I used to think I was smart. Not in the math, science and English sort of way … you know, the type of subjects that actually help you in life. No, my intelligence was more in the innate knowledge of “Gilligan’s Island” and knowing how many licks it takes to get to the center of a Tootsie Roll Tootsie Pop sort of way. I used to remember the most useless pieces of minutia that you could possibly imagine. That was a while ago.
These days, an acute preponderance of overall ignorance has taken up residence in that portion of my brain. Where I used to be able to sing along word for word to the theme song of “Laverne and Shirley,” I now mix up which one is Lenny and which one is Squiggy. I have basically become a full-fledged idiot on all topics.
But evidently not everyone is aware of that. You see, my wife and I were recently asked to take part on a trivia team. I had never been to a trivia competition before and the only thing that I had to compare it to was my Senior Bowl team back when I was in high school.
I told the lady who asked us (my high school English teacher) that I would be less than useless if I had to answer the same type of questions that we used to get back in Senior Bowl. She said not to worry, trivia nights are much easier and that I wouldn’t have to know any quadratic equations. Following a period of practically no deliberation, we agreed to take part.
As my wife and I entered the trivia arena that frigid February evening, we stared into the cold, hard eyes of our competitors. They sat around circular tables filled with notepads, pens and pencils. Nobody said anything about writing stuff down. Nerves began to set in.

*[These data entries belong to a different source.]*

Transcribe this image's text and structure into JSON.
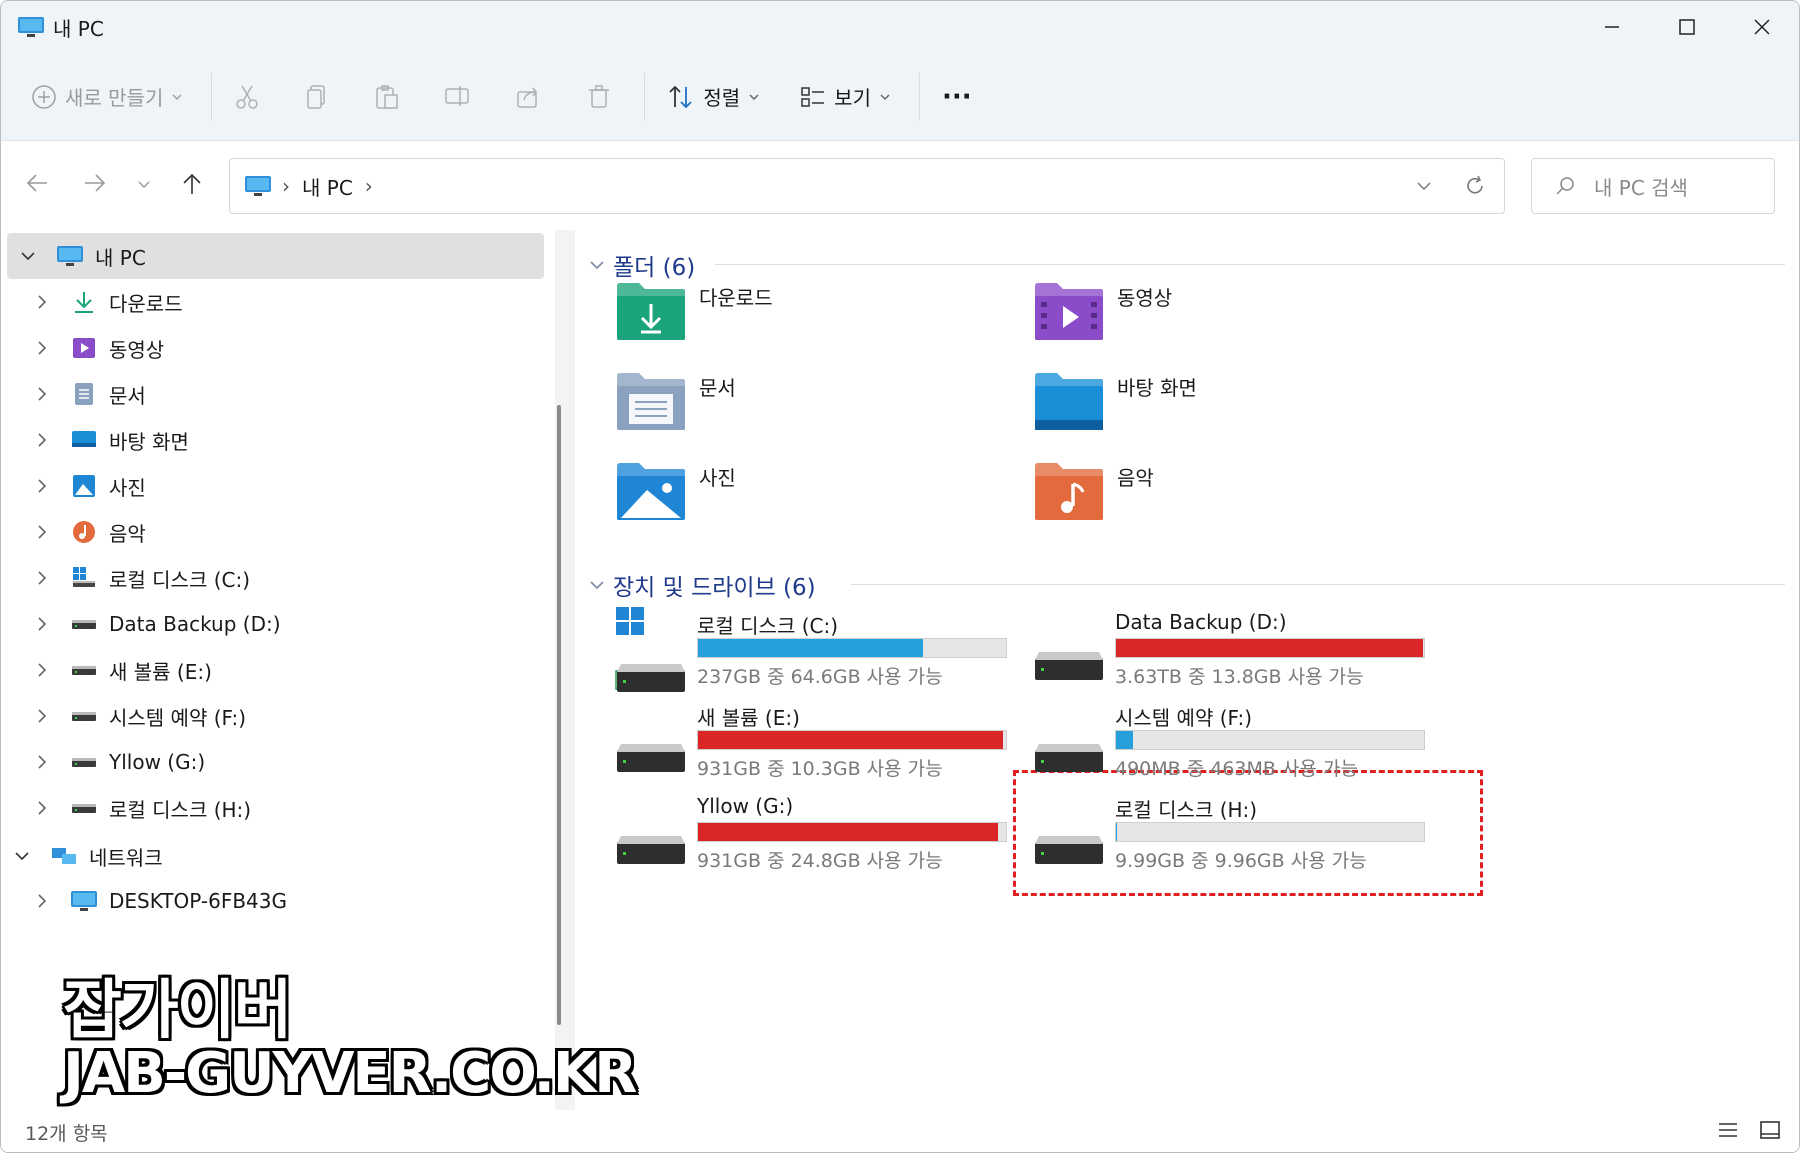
{
  "window": {
    "title": "내 PC"
  },
  "commandbar": {
    "new_label": "새로 만들기",
    "sort_label": "정렬",
    "view_label": "보기",
    "more_label": "···"
  },
  "address": {
    "crumb": "내 PC",
    "search_placeholder": "내 PC 검색"
  },
  "nav": {
    "items": [
      {
        "label": "내 PC",
        "icon": "pc-icon"
      },
      {
        "label": "다운로드",
        "icon": "download-icon"
      },
      {
        "label": "동영상",
        "icon": "video-icon"
      },
      {
        "label": "문서",
        "icon": "document-icon"
      },
      {
        "label": "바탕 화면",
        "icon": "desktop-icon"
      },
      {
        "label": "사진",
        "icon": "picture-icon"
      },
      {
        "label": "음악",
        "icon": "music-icon"
      },
      {
        "label": "로컬 디스크 (C:)",
        "icon": "windows-drive-icon"
      },
      {
        "label": "Data Backup (D:)",
        "icon": "drive-icon"
      },
      {
        "label": "새 볼륨 (E:)",
        "icon": "drive-icon"
      },
      {
        "label": "시스템 예약 (F:)",
        "icon": "drive-icon"
      },
      {
        "label": "Yllow (G:)",
        "icon": "drive-icon"
      },
      {
        "label": "로컬 디스크 (H:)",
        "icon": "drive-icon"
      },
      {
        "label": "네트워크",
        "icon": "network-icon"
      },
      {
        "label": "DESKTOP-6FB43G",
        "icon": "pc-icon"
      }
    ]
  },
  "groups": {
    "folders_title": "폴더 (6)",
    "drives_title": "장치 및 드라이브 (6)"
  },
  "folders": [
    {
      "label": "다운로드",
      "color": "#1ba37b"
    },
    {
      "label": "동영상",
      "color": "#8b4cc9"
    },
    {
      "label": "문서",
      "color": "#8aa2bf"
    },
    {
      "label": "바탕 화면",
      "color": "#1a8fd8"
    },
    {
      "label": "사진",
      "color": "#1f86d6"
    },
    {
      "label": "음악",
      "color": "#e26a3c"
    }
  ],
  "drives": [
    {
      "name": "로컬 디스크 (C:)",
      "free": "237GB 중 64.6GB 사용 가능",
      "used_fraction": 0.73,
      "bar_color": "#26a0da"
    },
    {
      "name": "Data Backup (D:)",
      "free": "3.63TB 중 13.8GB 사용 가능",
      "used_fraction": 0.996,
      "bar_color": "#da2626"
    },
    {
      "name": "새 볼륨 (E:)",
      "free": "931GB 중 10.3GB 사용 가능",
      "used_fraction": 0.989,
      "bar_color": "#da2626"
    },
    {
      "name": "시스템 예약 (F:)",
      "free": "490MB 중 463MB 사용 가능",
      "used_fraction": 0.055,
      "bar_color": "#26a0da"
    },
    {
      "name": "Yllow (G:)",
      "free": "931GB 중 24.8GB 사용 가능",
      "used_fraction": 0.973,
      "bar_color": "#da2626"
    },
    {
      "name": "로컬 디스크 (H:)",
      "free": "9.99GB 중 9.96GB 사용 가능",
      "used_fraction": 0.003,
      "bar_color": "#26a0da"
    }
  ],
  "status": {
    "count": "12개 항목"
  },
  "watermark": {
    "line1": "잡가이버",
    "line2": "JAB-GUYVER.CO.KR"
  },
  "colors": {
    "accent": "#1f3a8a",
    "highlight": "#e02020"
  }
}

We soon arrived at the table where our teammates sat. The trivia team that we were asked to be a part of was made up primarily of high school teachers, or as I like to refer to them, people who know things. I sat by a lady who knows the actual difference between an adjective and an adverb. I sat across from a gentleman who knows the approximate timeline for when every U.S. president served in office. I would use adjectives and/or adverbs to describe these people but I probably shouldn’t and/or can’t.
One of the first rounds contained questions about history. Or maybe it was English literature. I’m not sure. Those two subjects are pretty much the same thing to me. During those rounds, I found out that the pads of paper were just the right size to doodle small squiggly guys screaming, “I don’t know the answer to that one either!!!”
I think it was the third round (out of 10) that was about movies and entertainment. I sat a little higher in my chair at this point. If I was going to be of any help to my team, it was going to be in this category. I was on the verge of feeling cocky.
And then the moderator asked a question. Confidence is a cruel mistress who leaves just as quickly as she shows up. She asked questions about all the wrong movies. I believe one of the questions dealt with some flick called “Gone With The Wind” or something like that. Out of 10 questions, not one had anything to do with “Porky’s,” “Navy Seals” or “The Apple Dumpling Gang.”
I was really feeling stupid at this point, so I got extra comfy in my chair and doodled away. Round after round went by, and I slumped lower and lower in that dumb old chair. I didn’t know anything about music or presidents or even sports. A missed question about March Madness (that I would still like to argue about) made me want to leave.
It was in either Round 7 or 8, a lady placed a folded piece of paper on everyone’s table. Evidently this was going to be a visual round. Great, not only was I audibly ignorant, now I was also going to be optically foolish. I leaned toward the doorway.
And then the piece of paper was opened. It was full of cartoon characters that needed to be identified. All of the teachers looked at me. I smiled and quietly said, “Oh yeah ...” With the help of Hank Hill, Scooby-Doo and Smurfette, I regained a small bit of my shattered confidence.
We didn’t win that night, but we did have fun. So much that we’re participating again this weekend. My wife and I are now nerds playing trivia games on our cell phones day and night. I’ve even broken out the Uncle John’s Bathroom Reader book that I got for Christmas. Trivia has become serious business in our household.
I didn’t answer many questions that night, but I would personally like to thank Captain Caveman for briefly making me a hero in my wife’s eyes.